Rest der Welt als Sündenbock

Zwar polterte er gegen die „sehr, sehr reich“ gewordenen Mittelsmänner und die Industrie, die ein „absolutes Vermögen“ auf Kosten der Steuerzahler anhäufe; aber als Initiativen dagegen nannte er nur kleinere, eher technische Änderungen. Die Branche zeigte sich erleichtert, der Index der Pharmaaktien ging um 1,5 Prozent in die Höhe. Aber dafür präsentierte Trump einen neuen Sündenbock: das Ausland. Seine ungewöhnliche Argumentation: Indem die Regierungen der anderen Industriestaaten mit ihren staatlich gesteuerten Verhandlungen von den US-Pharmafirmen „unvernünftig niedrige Preise erpressen“, seien diese gezwungen, in den USA teurer zu verkaufen, um auf ihre Margen zu kommen (was freilich nicht so recht zu dem Vorwurf passt, sie machten zu hohe Gewinne).

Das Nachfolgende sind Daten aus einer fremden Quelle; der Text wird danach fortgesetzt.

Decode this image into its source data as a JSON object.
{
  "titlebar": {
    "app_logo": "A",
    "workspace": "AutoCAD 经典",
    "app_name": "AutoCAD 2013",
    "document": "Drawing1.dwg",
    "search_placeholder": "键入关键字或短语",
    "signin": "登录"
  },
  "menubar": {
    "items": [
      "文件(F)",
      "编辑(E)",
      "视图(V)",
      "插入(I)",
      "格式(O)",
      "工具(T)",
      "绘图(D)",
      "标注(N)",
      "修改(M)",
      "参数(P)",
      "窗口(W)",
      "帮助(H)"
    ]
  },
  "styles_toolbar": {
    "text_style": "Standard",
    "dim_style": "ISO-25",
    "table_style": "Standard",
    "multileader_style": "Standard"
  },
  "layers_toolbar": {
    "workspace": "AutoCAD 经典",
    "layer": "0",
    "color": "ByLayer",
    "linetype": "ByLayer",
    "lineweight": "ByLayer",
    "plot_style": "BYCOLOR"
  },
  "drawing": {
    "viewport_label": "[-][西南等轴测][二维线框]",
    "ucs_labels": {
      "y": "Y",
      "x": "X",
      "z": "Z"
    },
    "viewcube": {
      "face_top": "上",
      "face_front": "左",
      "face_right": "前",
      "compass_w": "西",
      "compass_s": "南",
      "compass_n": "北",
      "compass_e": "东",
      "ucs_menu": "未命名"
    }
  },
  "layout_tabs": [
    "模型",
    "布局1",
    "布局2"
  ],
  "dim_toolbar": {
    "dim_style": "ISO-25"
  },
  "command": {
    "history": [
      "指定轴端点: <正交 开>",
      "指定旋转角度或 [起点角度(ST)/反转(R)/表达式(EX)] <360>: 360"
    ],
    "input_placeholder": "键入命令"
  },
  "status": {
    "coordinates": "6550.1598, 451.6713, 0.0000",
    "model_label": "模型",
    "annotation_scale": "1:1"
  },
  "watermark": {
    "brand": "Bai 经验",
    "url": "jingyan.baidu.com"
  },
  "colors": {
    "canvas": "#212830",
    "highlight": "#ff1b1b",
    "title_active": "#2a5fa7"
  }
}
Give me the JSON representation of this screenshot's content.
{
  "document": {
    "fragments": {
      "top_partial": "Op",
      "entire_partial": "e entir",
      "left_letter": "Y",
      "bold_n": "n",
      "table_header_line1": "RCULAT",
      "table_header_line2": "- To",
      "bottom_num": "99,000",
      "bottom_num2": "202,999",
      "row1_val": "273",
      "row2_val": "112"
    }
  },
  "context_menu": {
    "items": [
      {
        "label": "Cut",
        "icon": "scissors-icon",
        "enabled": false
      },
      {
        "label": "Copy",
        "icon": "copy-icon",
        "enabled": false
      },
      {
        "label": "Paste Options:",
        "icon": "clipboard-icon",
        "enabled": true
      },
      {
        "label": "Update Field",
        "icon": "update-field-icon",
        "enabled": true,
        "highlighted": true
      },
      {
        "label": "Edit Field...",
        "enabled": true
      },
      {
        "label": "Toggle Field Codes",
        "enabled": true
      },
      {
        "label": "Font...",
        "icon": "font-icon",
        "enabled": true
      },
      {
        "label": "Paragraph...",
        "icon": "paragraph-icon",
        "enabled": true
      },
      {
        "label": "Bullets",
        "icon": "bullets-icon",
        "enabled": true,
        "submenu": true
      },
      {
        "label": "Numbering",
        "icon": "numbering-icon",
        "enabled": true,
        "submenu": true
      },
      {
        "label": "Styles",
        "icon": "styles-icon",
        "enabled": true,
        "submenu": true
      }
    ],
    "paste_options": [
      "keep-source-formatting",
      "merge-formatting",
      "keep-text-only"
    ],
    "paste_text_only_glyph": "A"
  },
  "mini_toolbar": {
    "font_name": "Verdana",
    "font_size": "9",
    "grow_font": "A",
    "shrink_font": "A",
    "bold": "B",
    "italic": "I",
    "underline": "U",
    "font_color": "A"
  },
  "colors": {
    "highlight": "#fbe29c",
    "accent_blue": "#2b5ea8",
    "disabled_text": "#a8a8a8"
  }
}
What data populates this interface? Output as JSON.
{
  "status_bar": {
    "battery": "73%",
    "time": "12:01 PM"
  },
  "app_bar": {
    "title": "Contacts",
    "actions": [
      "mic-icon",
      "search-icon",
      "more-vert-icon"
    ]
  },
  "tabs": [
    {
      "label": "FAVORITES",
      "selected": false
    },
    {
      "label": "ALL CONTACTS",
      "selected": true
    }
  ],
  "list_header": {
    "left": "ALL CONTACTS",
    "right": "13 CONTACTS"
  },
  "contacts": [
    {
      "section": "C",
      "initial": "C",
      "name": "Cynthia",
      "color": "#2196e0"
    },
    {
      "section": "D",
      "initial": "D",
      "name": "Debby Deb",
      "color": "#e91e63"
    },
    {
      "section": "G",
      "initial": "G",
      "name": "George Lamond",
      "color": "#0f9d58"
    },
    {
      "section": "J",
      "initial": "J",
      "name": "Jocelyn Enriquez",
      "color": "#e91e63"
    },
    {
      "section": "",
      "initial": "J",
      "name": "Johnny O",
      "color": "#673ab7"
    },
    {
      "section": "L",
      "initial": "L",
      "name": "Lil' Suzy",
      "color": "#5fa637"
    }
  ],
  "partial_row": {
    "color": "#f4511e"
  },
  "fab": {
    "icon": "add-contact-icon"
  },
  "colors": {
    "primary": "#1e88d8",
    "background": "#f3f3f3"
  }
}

Jedenfalls agiere der Rest der Welt damit als „Schmarotzer“. Denn in den USA passiere der größte Teil der Forschung und damit der Innovation, wie einem von Ökonomen im Weißen Haus erstellten Papier zu entnehmen ist.

Amerika lasse sich aber nicht mehr länger „betrügen“, schimpft Trump – und verlangt von seinen Verhandlern in den von ihm angezettelten Handelsstreitigkeiten, das Thema zur Toppriorität in allen Gesprächen zu machen.